There’s one other enhancement in the Get-AutopilotDiagnostics script that would be good to mention too:
I added Delivery Optimization statistics, showing the percentage of downloads (at least those that use Delivery Optimization: Office, Intune Win32 apps, Microsoft Store apps, Windows updates) that pulled from a Connected Cache server. It shows 49%, which sounds respectable, but that’s also showing a deceptive “total bytes” number of 2.8GB, when I know that the actual download size was only 1.4GB. So it should have been 98%. I’m still debating that oddity (which doesn’t happen all the time – some machines do properly show 1.4GB downloads instead of 2.8GB) with the Delivery Optimization team.

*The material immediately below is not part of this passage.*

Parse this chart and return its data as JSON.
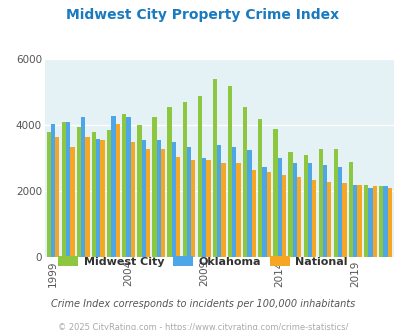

Also, think about that number: The device is connected via Always On VPN. So how did it get to the Connected Cache server (running on a ConfigMgr DP on my private network)? It did it over the Always On VPN connection. That’s no big deal in this lab environment (the networks are just separate virtual switches on my Hyper-V server, so they are actually well-connected), but in the “real world” you might want to block access to the Connected Cache server over the VPN connection and have the devices get content from the internet directly instead (assuming you are using split tunneling, which I would highly recommend).